By Brad Brooks
CONVERSE, Texas (Reuters) – Aidan Garza often talks about his dad in the present tense, as if David Garza were still right across the living room, sitting in his favorite chair, calling the 12-year-old over to watch a Star Wars series.
As if he had never collapsed while out running errands on Dec. 30, 2020, in Converse, Texas. As if he had never died of COVID, one of the now 1 million Americans to succumb to the pandemic.
“He’s such a warm guy,” says Aidan. “Every time I would hug him, I feel like I’m touching a cloud.”
No government program at any level is tracking American families such as Aidan and his big brother Julius’ in which at least one of a child’s primary caregivers has died of COVID, but researchers’ estimates put the number at over 181,000.
Deep racial disparities among kids who lost at least one parent or caregiver to COVID reflect the course of a disease that has illuminated inequities in areas such as healthcare in the United States. Native American children, for instance, are four times as likely to have lost a parent to COVID than white kids.
Susan Hillis, the lead author of the first major modeling study to determine the numbers of children who lost a parent or caregiver to COVID, published last October in the journal for the American Academy of Pediatrics, said that it is crucial that hospitals, schools and churches work together to identify families who lost a caregiver so that children can be protected from neglect and other threats.
While many look forward to the end of the pandemic, families such as Aidan and Julius’s show its profound and enduring impact.
“Our ‘normal’ is not going to be like anyone else’s, because we lost someone,” said Margaret Garza, Aidan and Julius’s mother.
Sandra McGowan-Watts, whose husband Steven Watts died in May 2020, has been trying to maintain as much of her 13-year-old daughter Justise’s routine as possible.
Last summer, when the bushes in her yard needed to be trimmed, Justise found her dad’s hedge trimmers and got to work.
“She does the things that he would do,” Sandra says.
‘NEVER FORGET’
Not long ago as he walked home from his school bus stop, a blue jay appeared in Aidan Garza’s path. It was so beautiful, “I didn’t think it was real,” he said. “It was so calm, not feisty like the other ones.”
Aidan swears that his dad has taken to inhabiting blue jays to keep watch over him.
The boy peppers his conversations about his dad with the lessons he has learned from therapy, which he and his brother have received since their dad died, on how to confront his grief. In talking about his heart and how much he should be thinking about his dad, Aidan says “we always got to save a little spot for him – and a big spot for emotions.”
Aidan’s brother, Julius, has trouble with that one.
At 14, he remembers more than his brother about what life was like before that day late in 2015 when Margaret and David Garza adopted the boys.
Their birth mother had abandoned them.
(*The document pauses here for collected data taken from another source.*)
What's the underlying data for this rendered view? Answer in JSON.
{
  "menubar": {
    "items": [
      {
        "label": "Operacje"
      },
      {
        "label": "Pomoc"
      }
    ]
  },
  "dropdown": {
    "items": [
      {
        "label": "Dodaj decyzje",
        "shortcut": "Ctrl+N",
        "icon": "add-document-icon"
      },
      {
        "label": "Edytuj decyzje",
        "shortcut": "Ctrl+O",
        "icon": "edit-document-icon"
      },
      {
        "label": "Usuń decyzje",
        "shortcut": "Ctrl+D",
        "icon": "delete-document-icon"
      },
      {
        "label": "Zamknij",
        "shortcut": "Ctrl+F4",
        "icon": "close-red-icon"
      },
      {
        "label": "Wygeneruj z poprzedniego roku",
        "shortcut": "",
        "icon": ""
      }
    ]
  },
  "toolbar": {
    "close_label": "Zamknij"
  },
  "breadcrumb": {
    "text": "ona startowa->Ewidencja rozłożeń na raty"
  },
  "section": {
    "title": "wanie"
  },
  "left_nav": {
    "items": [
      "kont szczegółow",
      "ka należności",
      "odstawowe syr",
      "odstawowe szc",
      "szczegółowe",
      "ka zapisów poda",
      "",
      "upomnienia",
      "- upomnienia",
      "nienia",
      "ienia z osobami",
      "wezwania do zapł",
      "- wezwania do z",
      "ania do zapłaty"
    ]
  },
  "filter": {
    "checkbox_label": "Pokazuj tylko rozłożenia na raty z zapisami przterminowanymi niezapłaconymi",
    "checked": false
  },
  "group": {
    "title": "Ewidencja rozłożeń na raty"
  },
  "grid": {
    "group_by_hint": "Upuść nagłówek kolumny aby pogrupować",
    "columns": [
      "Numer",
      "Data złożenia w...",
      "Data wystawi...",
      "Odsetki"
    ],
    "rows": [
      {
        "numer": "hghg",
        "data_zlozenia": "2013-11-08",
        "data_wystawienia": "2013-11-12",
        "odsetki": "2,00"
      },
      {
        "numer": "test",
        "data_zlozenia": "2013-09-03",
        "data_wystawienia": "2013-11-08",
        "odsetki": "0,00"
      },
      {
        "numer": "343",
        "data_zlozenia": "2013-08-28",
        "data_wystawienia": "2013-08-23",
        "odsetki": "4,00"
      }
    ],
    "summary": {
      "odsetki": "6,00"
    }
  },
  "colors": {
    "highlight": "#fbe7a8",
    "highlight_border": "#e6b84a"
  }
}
Their birth father was sent to prison for abusing their stepsister, pushing them into the foster care system. Julius is struggling to understand losing David after all he went through.
“Dad dying was so far the saddest thing that has ever happened in my life,” he says. “I can never forgive that.”
Gently pressed by his mom to open up, Julius’ voice tightens and he says what every father would hope a son would say of them:
“I’m always going to love him,” Julius says. “I’ll always miss him. I’ll never forget him.”
How Reuters has tracked the pandemic
During the coming days, various trackers of the COVID-19 pandemic will reach 1 million U.S. deaths at different times. This variation is due to how each organization counts COVID deaths. For example, Reuters includes both confirmed and probable deaths where that data is available.
The precise toll of the pandemic may never be truly known. Some people who died while infected were never tested and do not appear in the data. Others, while having COVID-19, may have died for another reason, such as a cancer, but were still counted. The CDC estimates that 1.1 million excess deaths have taken place since Feb. 1, 2020, mainly from COVID. Excess mortality is the increase in total number of deaths, from any cause, compared with previous years.